Upgrade and Resilience Advice - FusionPBX 4.5.10 to Latest

Status
Not open for further replies.

finnsloss

New Member
Oct 17, 2019
5
0
1
44
Hi,

I currently have a standalone FusionPBX virtual server running version: 4.5.10 (Switch Version 1.10.1) on Debian 9.11 Postgres 12.1
I'd like some advice from the community on how best to bring the server up to date and improve the resilience of the system.
I have been considering whether it is worthwhile setting up a High Availability cluster of FusionPBX servers to mitigate for a server failure.

Should I upgrade the system 'in-place'?
  • Update FusionPBX to latest version
  • Update host operating system to latest version - is this a stable option?
Should I install a fresh instance of FusionPBX and migrate the database?
  • Perhaps the safer option to upgrade?
  • What are people's experience with database migration?
Should I look to have a cluster of servers to mitigate for server failure?
I was initially drawn to the BDR option, but this appears to only work on Postgres version 9.4 and if you want to have live call failover you can only use UDP.
I'd take the hit on live call failover, just having the ability to "try the call again" and it work in the event of failure is acceptable.
I ran into trouble when migrating the database, as you can't downgrade from postgres 12.1 to 9.4 for the BDR setup.

Should I look at Multi Master Replication?

Should I just bring up the virtual machine at an alternative data centre in the event of failure?


Any advice from the community on the best way forward for this server would be greatly appreciated. We have around 700 handsets on the system, so migrating the database is essential, re-entering the data would be tiresome (even with CSVs)!

Thanks in advance,
Finn
 

mingus

Member
Mar 23, 2018
43
7
8
53
In an effort to save you tons of time, here is what I have found.
  • Live call recovery/failover only works with UDP. As soon as the TCP/TLS connection is lost, the call is terminated, leaving nothing to recover but a cold and lonely CDR.

  • Live call recovery usually takes several seconds. Assuming that you've set your timeout to a relatively short 3 seconds, it will theoretically take about another 2 to 5 seconds for everything to failover. As such, your callers will hear dead air for, at best, 5 seconds, but likely closer to 8 seconds, assuming everything works as expected. In this amount of time, one of the call parties will likely hang up. So are the time, cost, vulnerability of the call, and the likelihood that the callers will hang up worth implementing call recovery? It wasn't for me.

  • Never upgrade a production environment without testing. Never. It may work 95% of the time, but the 5% it doesn't will hurt. A lot.
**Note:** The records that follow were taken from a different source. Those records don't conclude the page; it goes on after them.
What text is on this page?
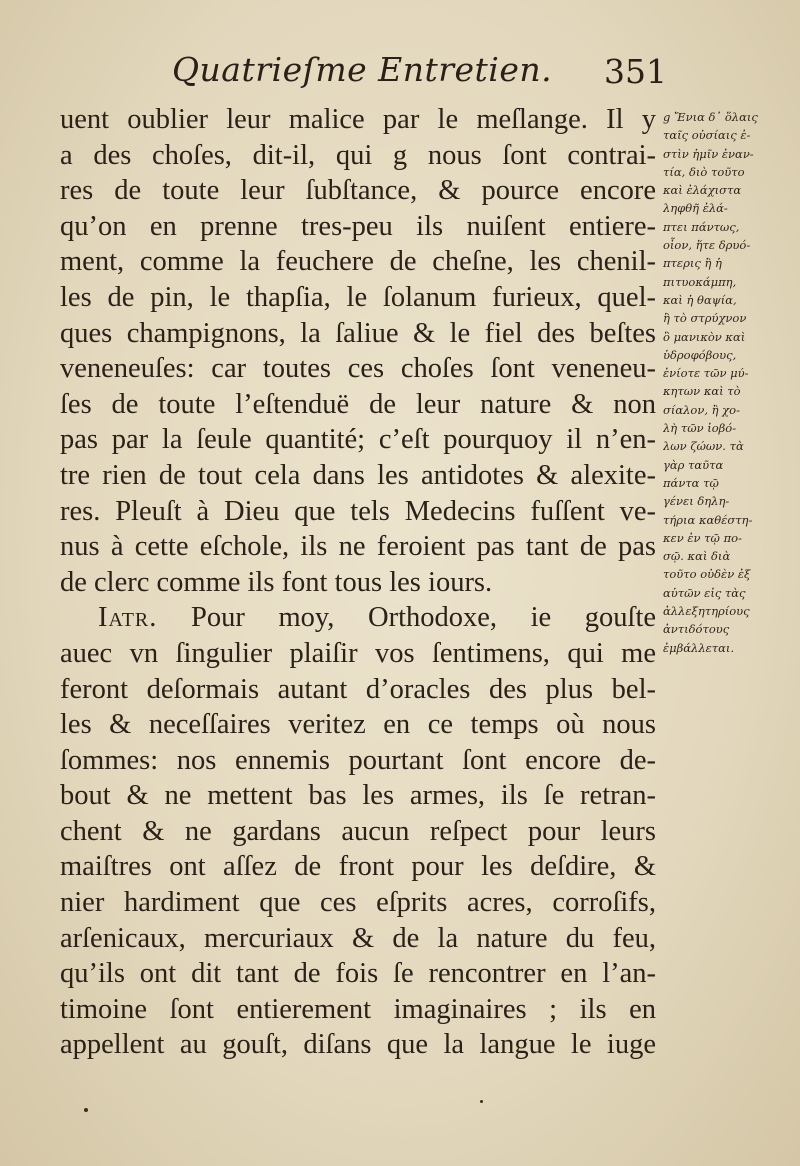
Quatrieſme Entretien. 351
uent oublier leur malice par le meſlange. Il y
a des choſes, dit-il, qui g nous ſont contrai-
res de toute leur ſubſtance, & pource encore
qu’on en prenne tres-peu ils nuiſent entiere-
ment, comme la feuchere de cheſne, les chenil-
les de pin, le thapſia, le ſolanum furieux, quel-
ques champignons, la ſaliue & le fiel des beſtes
veneneuſes: car toutes ces choſes ſont veneneu-
ſes de toute l’eſtenduë de leur nature & non
pas par la ſeule quantité; c’eſt pourquoy il n’en-
tre rien de tout cela dans les antidotes & alexite-
res. Pleuſt à Dieu que tels Medecins fuſſent ve-
nus à cette eſchole, ils ne feroient pas tant de pas
de clerc comme ils font tous les iours.
Iatr. Pour moy, Orthodoxe, ie gouſte
auec vn ſingulier plaiſir vos ſentimens, qui me
feront deſormais autant d’oracles des plus bel-
les & neceſſaires veritez en ce temps où nous
ſommes: nos ennemis pourtant ſont encore de-
bout & ne mettent bas les armes, ils ſe retran-
chent & ne gardans aucun reſpect pour leurs
maiſtres ont aſſez de front pour les deſdire, &
nier hardiment que ces eſprits acres, corroſifs,
arſenicaux, mercuriaux & de la nature du feu,
qu’ils ont dit tant de fois ſe rencontrer en l’an-
timoine ſont entierement imaginaires ; ils en
appellent au gouſt, diſans que la langue le iuge
g Ἔνια δ᾽ ὅλαις
ταῖς οὐσίαις ἐ-
στὶν ἡμῖν ἐναν-
τία, διὸ τοῦτο
καὶ ἐλάχιστα
ληφθῆ ἐλά-
πτει πάντως,
οἷον, ἥτε δρυό-
πτερις ἢ ἡ
πιτυοκάμπη,
καὶ ἡ θαψία,
ἢ τὸ στρύχνον
ὃ μανικὸν καὶ
ὑδροφόβους,
ἐνίοτε τῶν μύ-
κητων καὶ τὸ
σίαλον, ἢ χο-
λὴ τῶν ἰοβό-
λων ζώων. τὰ
γὰρ ταῦτα
πάντα τῷ
γένει δηλη-
τήρια καθέστη-
κεν ἐν τῷ πο-
σῷ. καὶ διὰ
τοῦτο οὐδὲν ἐξ
αὐτῶν εἰς τὰς
ἀλλεξητηρίους
ἀντιδότους
ἐμβάλλεται.
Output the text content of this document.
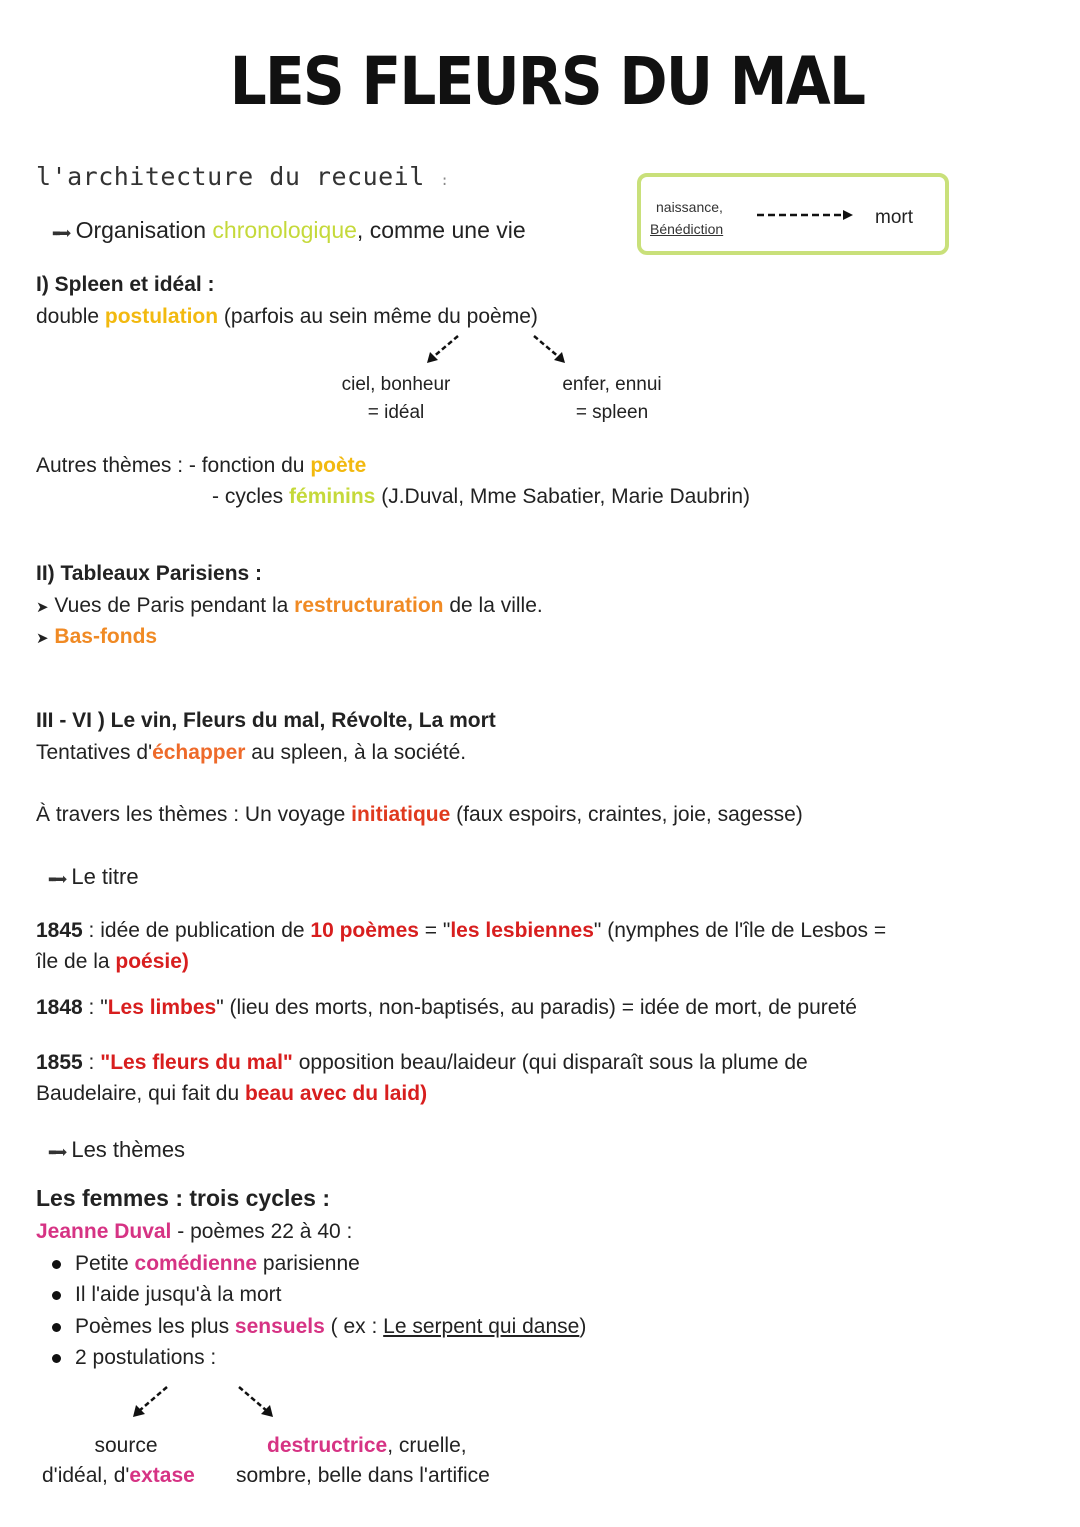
LES FLEURS DU MAL
l'architecture du recueil :
▪▪➡ Organisation chronologique, comme une vie
naissance,
Bénédiction
mort
I) Spleen et idéal :
double postulation (parfois au sein même du poème)
ciel, bonheur
= idéal
enfer, ennui
= spleen
Autres thèmes : - fonction du poète
- cycles féminins (J.Duval, Mme Sabatier, Marie Daubrin)
II) Tableaux Parisiens :
➤ Vues de Paris pendant la restructuration de la ville.
➤ Bas-fonds
III - VI ) Le vin, Fleurs du mal, Révolte, La mort
Tentatives d'échapper au spleen, à la société.
À travers les thèmes : Un voyage initiatique (faux espoirs, craintes, joie, sagesse)
▪▪➡ Le titre
1845 : idée de publication de 10 poèmes = "les lesbiennes" (nymphes de l'île de Lesbos =
île de la poésie)
1848 : "Les limbes" (lieu des morts, non-baptisés, au paradis) = idée de mort, de pureté
1855 : "Les fleurs du mal" opposition beau/laideur (qui disparaît sous la plume de
Baudelaire, qui fait du beau avec du laid)
▪▪➡ Les thèmes
Les femmes : trois cycles :
Jeanne Duval - poèmes 22 à 40 :
Petite comédienne parisienne
Il l'aide jusqu'à la mort
Poèmes les plus sensuels ( ex : Le serpent qui danse)
2 postulations :
source
d'idéal, d'extase
destructrice, cruelle,
sombre, belle dans l'artifice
  • Create a staging environment and test the upgrade there. If all is well, you should be able to upgrade your production environment during a non-peak time without any surprises. Test all of your PBX functions on the staging. Make sure your staging environment matches your production environment.
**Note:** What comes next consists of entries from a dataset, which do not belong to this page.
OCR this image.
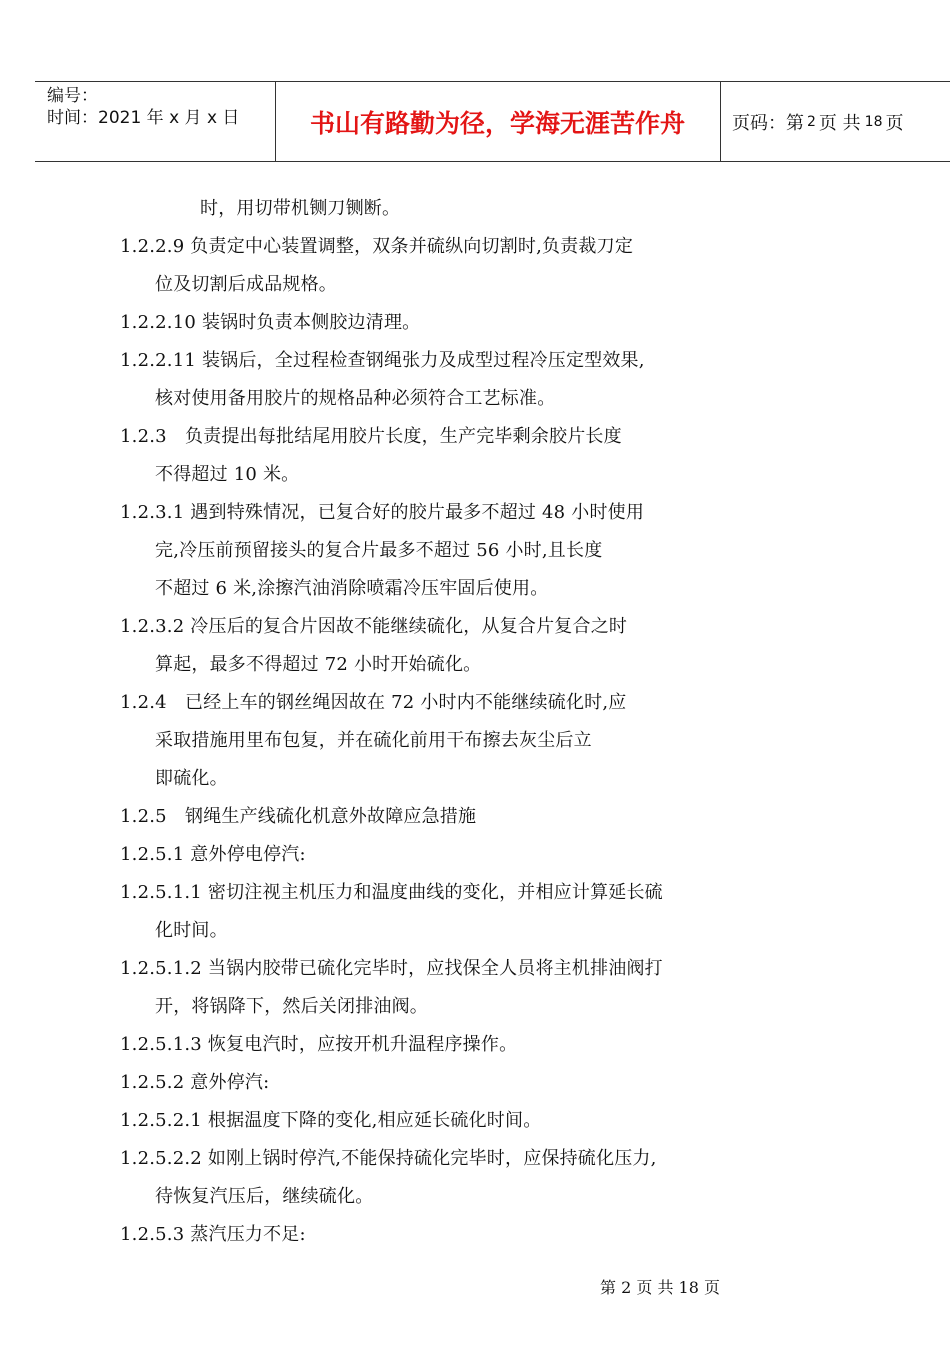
编号：
时间：2021 年 x 月 x 日	书山有路勤为径，学海无涯苦作舟	页码：第 2 页 共 18 页
时，用切带机铡刀铡断。
1.2.2.9 负责定中心装置调整，双条并硫纵向切割时,负责裁刀定
位及切割后成品规格。
1.2.2.10 装锅时负责本侧胶边清理。
1.2.2.11 装锅后，全过程检查钢绳张力及成型过程冷压定型效果,
核对使用备用胶片的规格品种必须符合工艺标准。
1.2.3　负责提出每批结尾用胶片长度，生产完毕剩余胶片长度
不得超过 10 米。
1.2.3.1 遇到特殊情况，已复合好的胶片最多不超过 48 小时使用
完,冷压前预留接头的复合片最多不超过 56 小时,且长度
不超过 6 米,涂擦汽油消除喷霜冷压牢固后使用。
1.2.3.2 冷压后的复合片因故不能继续硫化，从复合片复合之时
算起，最多不得超过 72 小时开始硫化。
1.2.4　已经上车的钢丝绳因故在 72 小时内不能继续硫化时,应
采取措施用里布包复，并在硫化前用干布擦去灰尘后立
即硫化。
1.2.5　钢绳生产线硫化机意外故障应急措施
1.2.5.1 意外停电停汽:
1.2.5.1.1 密切注视主机压力和温度曲线的变化，并相应计算延长硫
化时间。
1.2.5.1.2 当锅内胶带已硫化完毕时，应找保全人员将主机排油阀打
开，将锅降下，然后关闭排油阀。
1.2.5.1.3 恢复电汽时，应按开机升温程序操作。
1.2.5.2 意外停汽:
1.2.5.2.1 根据温度下降的变化,相应延长硫化时间。
1.2.5.2.2 如刚上锅时停汽,不能保持硫化完毕时，应保持硫化压力,
待恢复汽压后，继续硫化。
1.2.5.3 蒸汽压力不足:
第 2 页 共 18 页
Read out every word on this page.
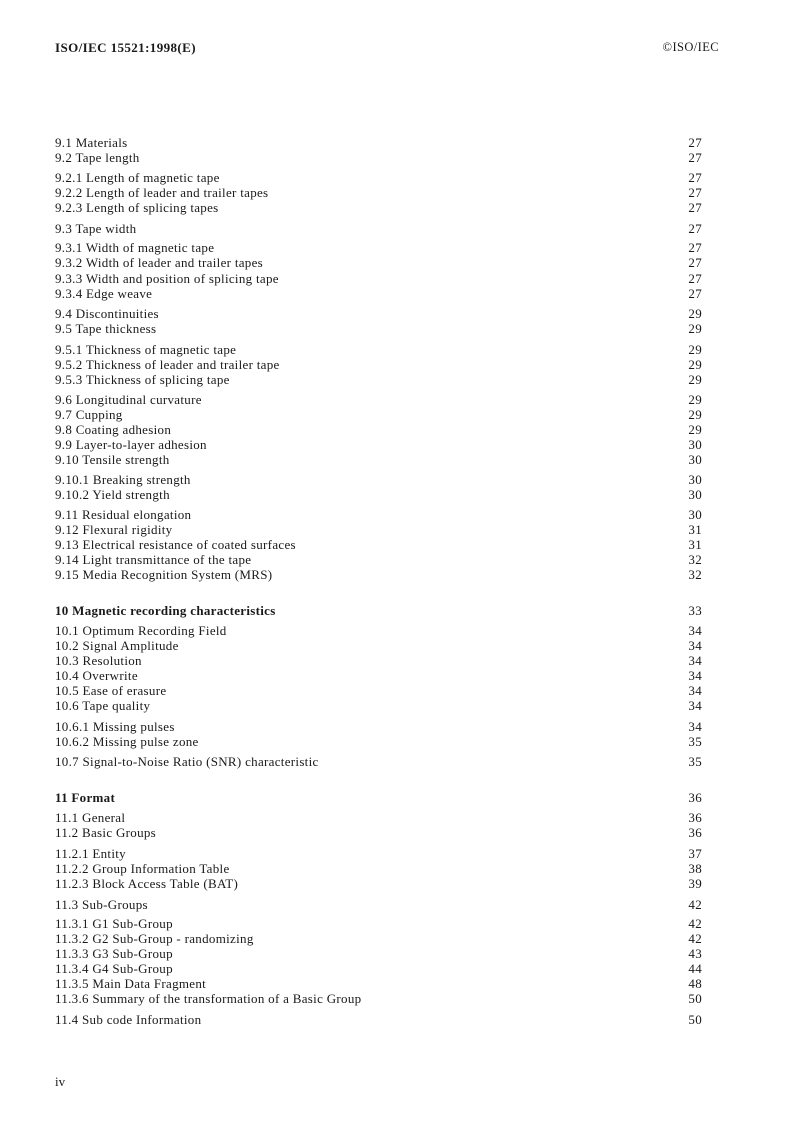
ISO/IEC 15521:1998(E)	©ISO/IEC
9.1 Materials	27
9.2 Tape length	27
9.2.1 Length of magnetic tape	27
9.2.2 Length of leader and trailer tapes	27
9.2.3 Length of splicing tapes	27
9.3 Tape width	27
9.3.1 Width of magnetic tape	27
9.3.2 Width of leader and trailer tapes	27
9.3.3 Width and position of splicing tape	27
9.3.4 Edge weave	27
9.4 Discontinuities	29
9.5 Tape thickness	29
9.5.1 Thickness of magnetic tape	29
9.5.2 Thickness of leader and trailer tape	29
9.5.3 Thickness of splicing tape	29
9.6 Longitudinal curvature	29
9.7 Cupping	29
9.8 Coating adhesion	29
9.9 Layer-to-layer adhesion	30
9.10 Tensile strength	30
9.10.1 Breaking strength	30
9.10.2 Yield strength	30
9.11 Residual elongation	30
9.12 Flexural rigidity	31
9.13 Electrical resistance of coated surfaces	31
9.14 Light transmittance of the tape	32
9.15 Media Recognition System (MRS)	32
10 Magnetic recording characteristics	33
10.1 Optimum Recording Field	34
10.2 Signal Amplitude	34
10.3 Resolution	34
10.4 Overwrite	34
10.5 Ease of erasure	34
10.6 Tape quality	34
10.6.1 Missing pulses	34
10.6.2 Missing pulse zone	35
10.7 Signal-to-Noise Ratio (SNR) characteristic	35
11 Format	36
11.1 General	36
11.2 Basic Groups	36
11.2.1 Entity	37
11.2.2 Group Information Table	38
11.2.3 Block Access Table (BAT)	39
11.3 Sub-Groups	42
11.3.1 G1 Sub-Group	42
11.3.2 G2 Sub-Group - randomizing	42
11.3.3 G3 Sub-Group	43
11.3.4 G4 Sub-Group	44
11.3.5 Main Data Fragment	48
11.3.6 Summary of the transformation of a Basic Group	50
11.4 Sub code Information	50
iv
  • It's always a good idea to have a live backup system at a different data center. There is an argument for using separate cloud providers, but I haven't seen an issue where all of the data centers run by a single cloud provider go down simultaneously. Nonetheless, I guess it could happen. However, using separate cloud providers will likely require using proxies, which isn't a bad idea anyway.

  • Automate the backup of your database. Make sure it happens, check it periodically, and test recovery periodically. When your system goes down hard, remembering how to recover a Postgres database with BDR or Bucardo installed is not fun. Create scripts that you've tested for recovery.

  • Do not rely on your replicated database as your backup. Mistakes are also replicated.

  • Multimaster replication is great, but it's not trivial in the long run. How you manage 2 servers is not the same for 10 servers? How will you grow the storage? BDR is tied to a proprietary Postgres version fixed on version 9.4. Bucardo can be temperamental. Choose wisely. Please don't ask me which I prefer. Both give me indigestion.

  • TablePlus is your friend. Consider buying a license.

  • If your servers are on the Internet, look into placing Kamailio or OpenSIPS between the public internet and your FreeSWITCH server. The learning curve is steep, but your life will improve immeasurably. Please don't ask me which I prefer. I have used both for very different tasks.

  • Never use default ports. In particular, never use ports 5060 or 5061.

  • Consider paying for a FusionPBX membership. Especially if you are earning a living using FusionPBX. You'll learn a lot from the training sessions.

  • FreeSWITCH is an incredibly robust platform. However, consider registrations, presence, and each call leg as separate sessions when architecting your system. Encryption adds about 11x the CPU load to the media and signaling. Each memcache, database, and file write request adds to the load. Transcoding takes a considerable amount of CPU load. Transcoding OPUS takes more than one would have thought!

    Your FusionPBX/FreeSWITCH Application server will run a significantly smaller number of simultaneous calls than you think it will. Make sure you test and scale appropriately.

  • Don't be a jerk.
 
Status
Not open for further replies.